TSA Pre vs Global Entry – What’s Best?
February 28, 2016
Endless, winding lines and waiting, waiting, waiting to go through TSA and immigration checks at airports – who among us hasn’t sworn that this is absolutely the biggest downside to travel, especially international travel? Due to the growing numbers of passengers in transit and increased safety concerns, nearly all countries now require extensive screening of passengers and their belongings. With an increase in terrorist incidents, we can all agree that this is necessary. But come on, need EVERYONE be subjected to scrutiny at the same level?
Luckily, there are now several programs that shorten and streamline these processes. TSA PreCheck (TSA Pre) and Global Entry are the top two domestic and international programs engineered by the US Customs and Border Patrol Department and the Department for Homeland Security to help travelers speed up entering and leaving the airport. These are not the only trusted traveler programs – others include FAST, FLUX, NEXUS, SENTRI, SES, Smart Gate and STEP. These programs from different countries provide assistance to travelers, as well as a faster check in and out. Overall, the two most helpful programs for US citizens are TSA PRE and Global Entry. Worth considering: several levels of American Express cards reimburse you for the application fees applicable to these programs, which is something to consider.
Let’s take a look at their respective benefits:
TSA PreCheck is a program for domestic travelers which allows them to go through expedited security lines within the United States. These travelers are not required to remove their belts, laptops, shoes or light jackets. Some other information about TSA Pre:
•To get TSA Pre, applicants pay a one-time fee of $85. If accepted, their benefits last for 5 years.
•To apply for TSA Pre, applicants must fill out an online application, then verify themselves in person through a face-to-face interview at one of the authorized facilities. These are primarily done at airports; check your area to see where the closest location is. TSA also requires a fingerprint.
•TSA Pre is available in most airports in the US (about 150 total; find the closest one to you here: https://www.tsa.gov/tsa-precheck).
•On some occasions, TSA Pre members may not be able to go through the expedited lane, and may be subject to random screenings.
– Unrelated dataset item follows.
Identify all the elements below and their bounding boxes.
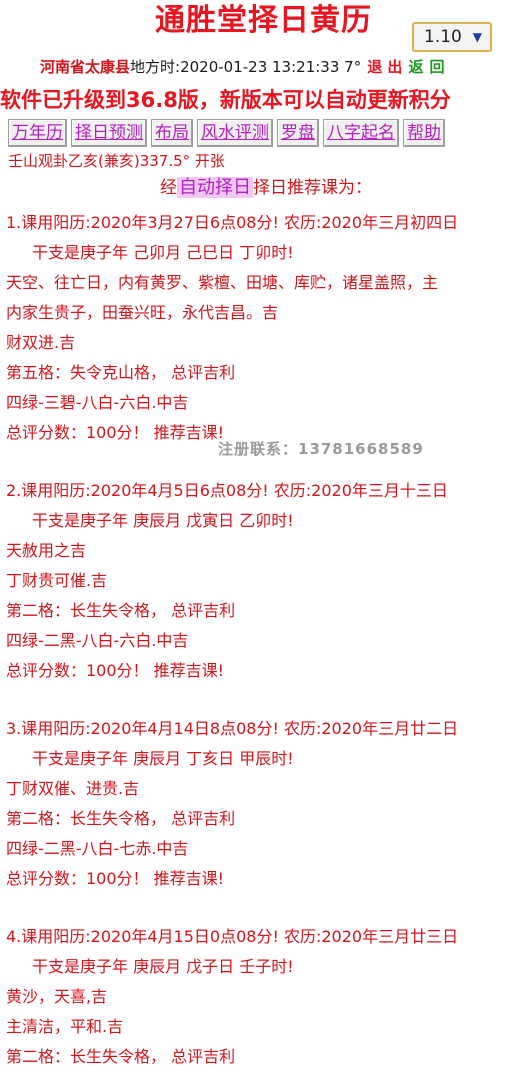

•If you don’t get accepted to TSA Pre (which is rare, but it can happen), TSA keeps your $85 fee.
You may say, “but I have ‘TSA Pre’ printed on my boarding passes sometimes and I’ve never paid that fee or gone through that process”. True enough; travelers are picked on a random basis for this perk, but there’s no guarantee unless you buy in. No one knows what the criteria are and they seem to be applied inconsistently. For example, I traveled to and from Seattle with my daughters last August. On the way out I was lucky enough to get TSA Pre and neither daughter did. But on the way home, my 13-year-old was the lucky one and little Isabella and I had to drag everything through the slow line and “undress” along with the rest of the herd.
Global Entry helps you clear border control and U.S. Customs quickly and efficiently regardless of your place of origin outside the United States. This program was created to allow low-risk travelers to receive expedited clearance upon arrival. Global Entry is not awarded to frequent travelers, unlike TSA Pre, and requires a one-time fee of $100. Global Entry benefits, once awarded, last for 5 years. The key to getting all the benefits you deserve from your Global Entry designation is to enter the Global Entry ID number (Known Traveler Number, or “KTN”) into your frequent flyer traveler profiles (you are now a “Known Traveler”), and to make sure it’s in all of your plane reservations. Here is some other information about Global Entry:
•Global Entry allows participants to automatically by-pass the standard touch-screen/manual check-ins and proceed through a quick check. Global Entry participants should automatically qualify for TSA Pre without paying the additional $85, although I’ve seen comments indicating that this doesn’t always hold.
•To apply for Global Entry, you must fill out an online application. If approved, border protection officers require an in-person interview, photo and fingerprint.
•Global Entry is not offered at all airports; about 58 airports (none in Italy, unfortunately) currently offer the service.
•Global entry allows expedited customs 100% of the time, at all eligible airports.
Both Global Entry and TSA Pre are wonderful tools for keeping travel more streamlined and efficient. The only downside is that your checked bags are rarely ready after you’ve whizzed through Global Entry. Maybe the next step will be tagging Known Travelers’ bags in a way that they will always come off the plane first?